From what I have heard on a number of forums by users is that the shot tears up birds and meat much more so than round shot. I don't understand why anyone would use them if the birds are being torn up so badly. Get them in close enough for regular round shot and be ethical about it. Like I've posted before, using #3 shot at 1550 fps is more than adequate for 40 yard shots on any size duck. If you're shooting 50+ yards then you just don't realize how many birds you're wounding and that's never a good thing.


----------



## BigMac (Feb 12, 2012)

I have heard of several reports of these shells bulging barrels!


----------



## Hoopermat (Dec 17, 2010)

BigMac said:


> I have heard of several reports of these shells bulging barrels!


I have had the hyper sonics bulg my barrel. Now I stay away from anything over 1500 fps


----------



## 1BandMan (Nov 2, 2007)

Unless shell company's incorporate some kind of "goose or duck seeking" technology as part of their "magic shell" lines they promote they aren't going to perform much differently than anything else on the market.
The biggest performance maker or breaker in regards to which shells perform the best is the person shooting them.....period. 

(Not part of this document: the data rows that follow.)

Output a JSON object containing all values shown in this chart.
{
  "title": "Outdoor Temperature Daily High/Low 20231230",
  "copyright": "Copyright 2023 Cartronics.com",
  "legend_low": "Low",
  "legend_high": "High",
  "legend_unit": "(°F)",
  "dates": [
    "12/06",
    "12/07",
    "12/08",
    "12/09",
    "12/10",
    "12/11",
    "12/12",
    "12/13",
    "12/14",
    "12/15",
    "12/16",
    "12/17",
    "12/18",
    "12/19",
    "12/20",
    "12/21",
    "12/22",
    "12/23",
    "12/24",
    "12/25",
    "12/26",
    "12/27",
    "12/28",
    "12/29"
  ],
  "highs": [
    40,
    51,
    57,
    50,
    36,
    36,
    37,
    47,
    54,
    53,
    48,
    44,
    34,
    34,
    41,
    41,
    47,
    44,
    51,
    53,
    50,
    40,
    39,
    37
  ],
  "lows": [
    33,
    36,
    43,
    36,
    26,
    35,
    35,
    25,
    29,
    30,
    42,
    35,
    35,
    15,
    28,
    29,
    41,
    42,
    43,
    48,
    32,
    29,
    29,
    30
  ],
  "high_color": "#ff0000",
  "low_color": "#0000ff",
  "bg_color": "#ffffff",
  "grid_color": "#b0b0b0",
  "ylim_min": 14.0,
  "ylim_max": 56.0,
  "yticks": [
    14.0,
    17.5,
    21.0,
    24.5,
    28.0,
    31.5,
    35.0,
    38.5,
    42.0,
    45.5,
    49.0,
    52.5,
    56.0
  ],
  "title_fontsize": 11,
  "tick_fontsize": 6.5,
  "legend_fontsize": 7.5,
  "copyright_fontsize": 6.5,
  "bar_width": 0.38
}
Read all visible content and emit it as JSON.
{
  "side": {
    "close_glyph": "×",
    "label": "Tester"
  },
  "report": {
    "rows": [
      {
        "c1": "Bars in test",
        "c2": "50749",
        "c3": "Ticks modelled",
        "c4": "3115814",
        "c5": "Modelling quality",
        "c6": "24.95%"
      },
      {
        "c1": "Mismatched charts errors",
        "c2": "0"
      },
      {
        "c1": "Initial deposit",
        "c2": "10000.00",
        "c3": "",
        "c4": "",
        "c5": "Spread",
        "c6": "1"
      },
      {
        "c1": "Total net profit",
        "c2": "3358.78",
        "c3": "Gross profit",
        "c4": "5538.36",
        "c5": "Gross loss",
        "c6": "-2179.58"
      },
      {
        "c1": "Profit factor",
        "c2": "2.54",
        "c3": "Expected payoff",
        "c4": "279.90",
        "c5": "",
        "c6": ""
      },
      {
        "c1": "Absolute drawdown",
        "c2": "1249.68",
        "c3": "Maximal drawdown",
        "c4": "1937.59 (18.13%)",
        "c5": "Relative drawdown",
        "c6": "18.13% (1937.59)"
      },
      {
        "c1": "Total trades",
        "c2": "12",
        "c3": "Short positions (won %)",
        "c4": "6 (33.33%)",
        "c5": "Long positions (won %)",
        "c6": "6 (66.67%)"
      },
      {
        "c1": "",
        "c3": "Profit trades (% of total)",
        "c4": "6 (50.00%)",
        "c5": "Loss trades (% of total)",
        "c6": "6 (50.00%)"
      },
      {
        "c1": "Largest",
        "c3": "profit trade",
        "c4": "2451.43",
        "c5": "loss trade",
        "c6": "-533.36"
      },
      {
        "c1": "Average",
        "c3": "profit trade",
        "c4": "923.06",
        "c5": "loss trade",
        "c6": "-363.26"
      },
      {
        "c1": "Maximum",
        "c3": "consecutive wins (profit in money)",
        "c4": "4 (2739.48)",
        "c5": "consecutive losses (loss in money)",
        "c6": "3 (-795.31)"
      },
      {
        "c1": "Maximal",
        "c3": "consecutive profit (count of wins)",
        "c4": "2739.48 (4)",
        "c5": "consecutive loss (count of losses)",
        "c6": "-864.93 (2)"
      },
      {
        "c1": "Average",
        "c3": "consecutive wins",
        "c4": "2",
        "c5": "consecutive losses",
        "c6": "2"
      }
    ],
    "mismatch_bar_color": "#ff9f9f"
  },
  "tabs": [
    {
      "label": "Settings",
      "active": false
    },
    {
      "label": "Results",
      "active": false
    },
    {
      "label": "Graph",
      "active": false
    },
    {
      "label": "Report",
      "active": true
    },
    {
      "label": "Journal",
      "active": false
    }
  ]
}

The only difference is that if you shoot a "magic shell" and miss, you wasted a $1.00 rather than $.50.

Like many other things, waterfowl hunting has become so commercialized, people involved in the marketing side of things are capitalizing on people's gullibility and competitiveness.
If you've got the cash, go ahead and shoot whatever makes you happy, whether it be Blindside, Blackcloud, or Rio. Whatever blows your skirt up.


----------



## cootlover (Sep 26, 2015)

I have shot ten cases are more of fast steel 1550 thru my m2 20 ga no problem Hooper what gun did they bulg your barrel and how tight of choke P.S that sucks can you still use it?


----------



## Hoopermat (Dec 17, 2010)

cootlover said:


> I have shot ten cases are more of fast steel 1550 thru my m2 20 ga no problem Hooper what gun did they bulg your barrel and how tight of choke P.S that sucks can you still use it?


It happened to my A5 last year and my friends benelli. Both had to get new barrels. I talked to a bunch of gun smiths about it and they love the hypersonics. Repeat biz for them. What it does is swells the choke tube so bad it cannot be removed.


----------



## cootlover (Sep 26, 2015)

That's to bad you had to buy new barrels.


----------



## ram2h2o (Sep 11, 2007)

All ammunition manufacturers are looking at new ways to get hunters to purchase their ammo. Blindside, Black Cloud, Hyper, etc.. Some are good, some are gimmick's, but use what works best for you and your shotgun.


----------